Alumni
Profiles of Success
Lawrence T. Goodnough M.D.
Professor of Medicine and Pathology & Immunology
Washington University
B.S. Biology 1971, Purdue
It has become common place for surgery patients concerned about the safety of blood to pre-donate their own. Dr. Lawrence T. Goodnough helped to popularize this procedure and is now considered an international leader in transfusion medicine. He entered the field at the beginning of the AIDS era, when concern about HIV in the blood supply was growing. Transfusion medicine became a priority of the National Institutes of Health, and Dr. Goodnough received one of 30 grants given to up-and-coming clinicians in 1985. In 1987 he became the associate director of University Hospitals of Cleveland Blood Bank. He has been at the forefront of transfusion medicine ever since.
Currently Dr. Goodnough is on the faculty at the Washington University School of Medicine, a research-intensive medical center in St. Louis where he has worked since 1992. Because blood is vital to many medical procedures, his work spans a range of areas within the hospitals. He is a professor of medicine and pathology & immunology and also has academic appointments in laboratory medicine and oncology. He coordinates the blood transfusion and blood conservation programs as Director of Transfusion Services at Barnes-Jewish Hopsital. He also serves as Medical Director of the Donor/Aphresis Unit and the Cryopreservation Lab, where blood components and peripheral blood stem cells are collected, inventoried, and dispensed for transfusion and transplantation. In addition, he serves as attending physician for patients on the Leukemia and Stem Cell Transplantation Unit.
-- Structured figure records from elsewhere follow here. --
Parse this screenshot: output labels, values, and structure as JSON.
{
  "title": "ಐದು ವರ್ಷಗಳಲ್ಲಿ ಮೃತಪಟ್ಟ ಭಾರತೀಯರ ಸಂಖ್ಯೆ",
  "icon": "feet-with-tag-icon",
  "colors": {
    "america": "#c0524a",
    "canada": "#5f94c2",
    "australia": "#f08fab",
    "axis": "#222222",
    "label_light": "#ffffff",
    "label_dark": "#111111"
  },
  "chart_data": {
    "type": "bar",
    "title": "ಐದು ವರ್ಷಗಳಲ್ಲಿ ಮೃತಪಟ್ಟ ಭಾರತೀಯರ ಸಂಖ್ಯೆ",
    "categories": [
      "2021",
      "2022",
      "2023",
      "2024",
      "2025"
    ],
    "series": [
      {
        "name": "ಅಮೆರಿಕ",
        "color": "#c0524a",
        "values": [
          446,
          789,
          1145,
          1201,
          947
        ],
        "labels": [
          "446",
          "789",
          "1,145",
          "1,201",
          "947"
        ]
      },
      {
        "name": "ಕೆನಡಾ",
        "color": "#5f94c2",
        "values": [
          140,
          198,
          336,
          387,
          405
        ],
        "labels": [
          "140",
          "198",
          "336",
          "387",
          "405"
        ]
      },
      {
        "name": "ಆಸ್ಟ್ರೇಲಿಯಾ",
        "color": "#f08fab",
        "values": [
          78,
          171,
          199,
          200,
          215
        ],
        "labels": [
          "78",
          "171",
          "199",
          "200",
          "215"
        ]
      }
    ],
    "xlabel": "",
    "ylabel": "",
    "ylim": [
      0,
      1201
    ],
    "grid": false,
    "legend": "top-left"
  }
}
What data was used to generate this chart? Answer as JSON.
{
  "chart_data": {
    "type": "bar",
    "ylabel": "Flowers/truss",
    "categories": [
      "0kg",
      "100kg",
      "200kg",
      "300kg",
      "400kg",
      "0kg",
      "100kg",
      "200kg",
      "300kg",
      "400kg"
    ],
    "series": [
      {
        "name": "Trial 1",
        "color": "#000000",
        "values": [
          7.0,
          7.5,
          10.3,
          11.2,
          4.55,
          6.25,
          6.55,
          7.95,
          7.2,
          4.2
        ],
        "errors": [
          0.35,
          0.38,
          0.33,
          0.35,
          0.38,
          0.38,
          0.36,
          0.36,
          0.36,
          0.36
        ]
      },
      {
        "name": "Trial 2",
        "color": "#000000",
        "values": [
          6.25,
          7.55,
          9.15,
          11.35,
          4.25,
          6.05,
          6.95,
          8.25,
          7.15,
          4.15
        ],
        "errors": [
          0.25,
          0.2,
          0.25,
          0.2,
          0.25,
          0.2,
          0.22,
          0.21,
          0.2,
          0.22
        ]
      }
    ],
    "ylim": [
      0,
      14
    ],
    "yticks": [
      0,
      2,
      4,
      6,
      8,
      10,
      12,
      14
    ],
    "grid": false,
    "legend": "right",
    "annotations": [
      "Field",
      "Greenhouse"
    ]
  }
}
Among Dr. Goodnough's current research interests are bloodless surgeries and blood alternatives. He has come to question the pre-donation procedure he helped to popularize as unnecessarily costly considering the increased safety of donor blood. It is also risky to patients who may become anemic prior to surgery. Another reason for minimizing blood transfusions is the anticipation that donation rates will not keep pace with the increasing demand for blood as the nation ages. To address these serious issues, Dr. Goodnough is investigating strategies for eliminating transfusions altogether. One of the methods he is testing is using the drug recombinant human erythropoietin, or EPO. It was developed to treat anemia but is also used illegally by endurance athletes like cyclists to increase performance. For surgery patients it can increase the production of red blood cells in a patient's body before surgery and thus prevent the need for transfusions. In addition, Dr. Goodnough is involved in clinical trials of "blood substitutes," which can carry oxygen and temporarily make up for lost blood.
Dr. Goodnough's start in medicine was much humbler than his accomplishments might suggest. His first medical job was as an orderly in his hometown of Dayton, Ohio. For anyone considering a career in medicine, he recommends working or volunteering in a health care setting. "I worked my way through Purdue as an orderly, and learned first-hand the hour-by-hour experience of people who are sick and in the hospital. It's a great way to develop people skills and learn how to work with everyone involved in healthcare." Of course, technical skills are also important for practicing medicine. Dr. Goodnough credits Purdue with giving him the scientific tools he needed to achieve success in his field, not simply by training him in biology, but "by teaching me how to learn." Within the Purdue faculty he found "important role models for scientific rigor and the pursuit of truth" in Dr. Doctor in Ecology and Dr. Klinghammer in Ethology (animal behavior), who is now the director of the Wolf Park in Battle Ground, Indiana. To anyone considering majoring in Biology, he highly recommends the book, Love, Time, Memory by Jonathan Weiner. It tells the story of Seymour Benzer, a former Purdue professor and arguably the pre-eminent biologist of the 20 th century. "It made me fall in love with Biology all over again," Goodnough said.